L'Homme Craie
Par

Après L'Homme Craie, vous vous méfierez des dessins apparemment innocents que les enfants tracent sur le sol...

Ed a la quarantaine. Il est professeur dans une petite ville. Il mène une vie sans histoires dans la demeure qu'habitaient autrefois ses parents. Un jour, il reçoit une lettre contenant un dessin malhabile et des morceaux de craie. Le voilà replongé trente ans plus tôt, alors qu'il était enfant, dans les... évènements qui ont marqué sa petite bande d'alors.
À l'époque, tout avait commencé par un jeu. Un code secret mis au point par une bande de potes. Juste des petits bonshommes de craie. Jusqu'au jour où les dessins ne sont plus le fait des enfants et qu'ils mènent droit à un cadavre démembré dans les bois...
Et si, trente ans après, l'Homme Craie n'en avait pas terminé avec Ed ?

Voilà un excellent premier roman, sorti le mois dernier chez Pygmalion et écrit par C. J. Tudor. La jeune femme (le "C" signifie "Caroline") réussit ici le double exploit d'allier une trame relativement habile et un style enlevé et efficace.
Tout amateur de Stephen King verra obligatoirement dans The Chalk Man des proximités au niveau de la narration (notamment dans le traitement des personnages) mais parfois aussi dans certaines scènes qui font penser à plusieurs de ses récits, dont Ça (une bataille de cailloux, une brute perverse, deux trames narratives, une petite fille violentée par son père, des apparitions monstrueuses... les points communs sont nombreux) [1]. Toutefois, bien que certaines scènes oniriques flirtent avec le genre, il ne s'agit pas d'un récit fantastique mais bien d'un thriller.

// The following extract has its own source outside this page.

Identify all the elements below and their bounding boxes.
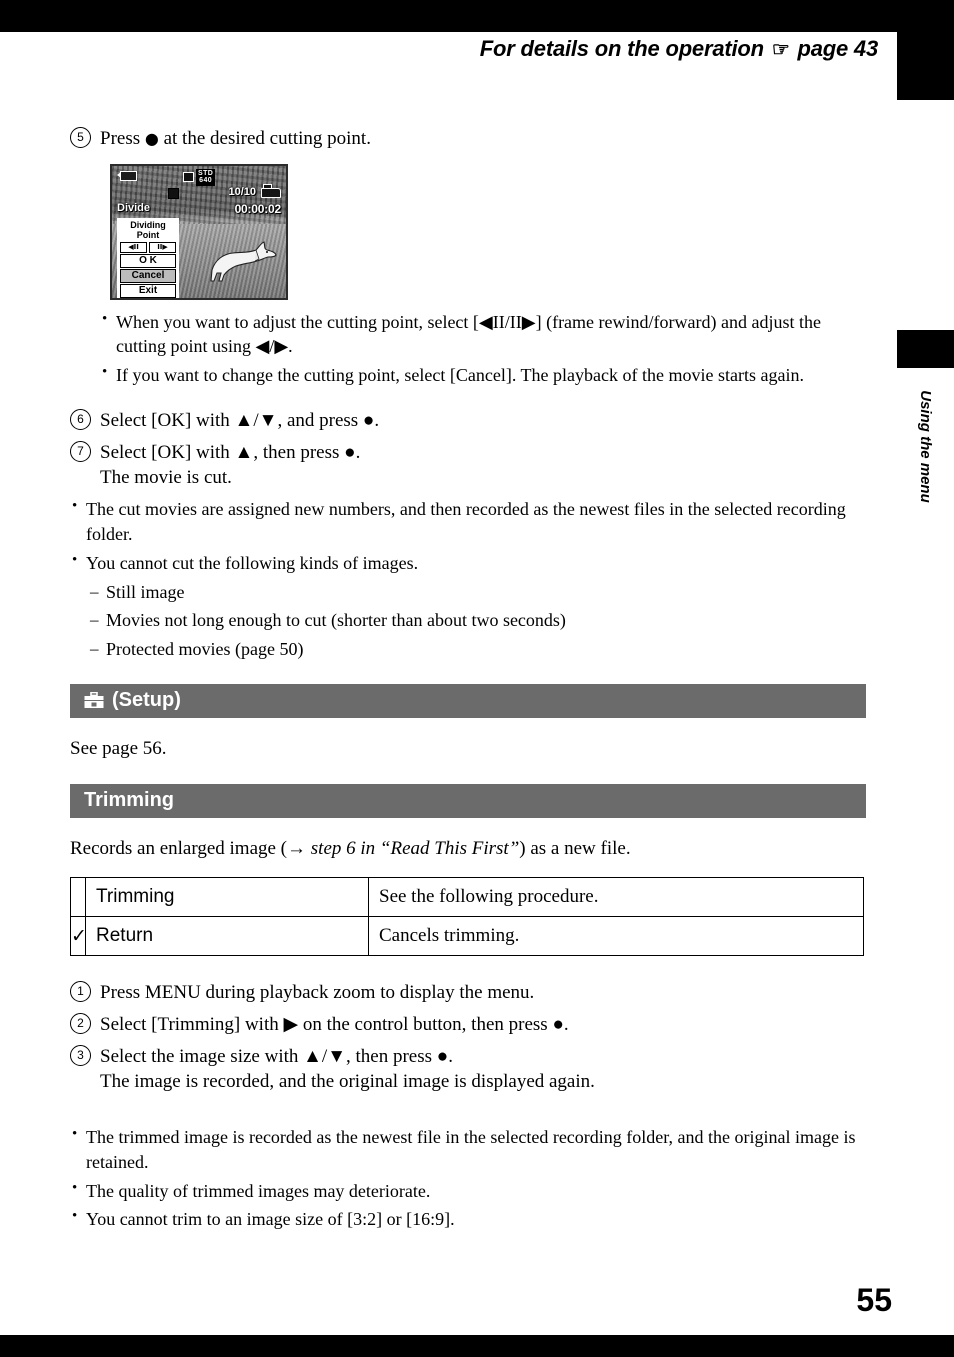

La thématique principale s'avère originale mais un peu sous-employée tant il était possible d'infiniment plus développer cette idée de petits dessins à la craie, aussi enfantins que terrifiants. Elle est par contre très habilement reprise sous forme métaphorique en ce qui concerne le père du personnage principal, dont l'esprit s'efface peu à peu, comme un dessin à la craie exposé à la pluie.
L'intrigue est également soutenue par une construction narrative minutieuse (avec des flashbacks très bien gérés), des personnages épais, profonds, à la psychologie fouillée, et quelques sous-thèmes forts, comme la lutte larvée entre partisans et opposants de l'avortement, ou encore l'amour interdit entre une jeune élève et un professeur très... particulier.

Caroline Tudor, même si elle a du mal à trouver encore sa propre signature (les scènes fortes du roman ont presque toute une résonance très directe avec l'œuvre de King, dont l'auteur avoue être fan), fait preuve d'une aisance certaine et d'un goût pour la noirceur assez marqué, ce qui rend sa retranscription des rapports humains aussi douloureuse que foutrement réaliste. Il est juste un peu étonnant que Tudor, inconditionnelle de King et James Herbert, en vienne à écrire un "simple" polar, d'autant que l'on sent son goût pour l'épouvante et le fantastique poindre dans bien des scènes.
Impossible en tout cas de lâcher ce livre une fois commencé.

Un très bon roman, aussi jubilatoire que sombre.
Et un auteur de talent à surveiller.
 


[1] Il n'est cependant aucunement question ici de plagiat. Rappelons qu'une idée n'est pas "protégeable", c'est sa mise en œuvre, l'originalité de son traitement, qui l'est. Le Nuit d'Été de Dan Simmons aligne d'ailleurs encore plus de points communs avec Ça.


+ Les points positifs - Les points négatifs
  • Une construction habile, tant dans le rythme que l'alternance des deux trames.
  • Des personnages forts.
  • Un petit côté "presque" paranormal.
  • Quelques scènes "coup de poing" assez osées.

  • Difficile de ne pas voir des ressemblances très appuyées avec les romans de King.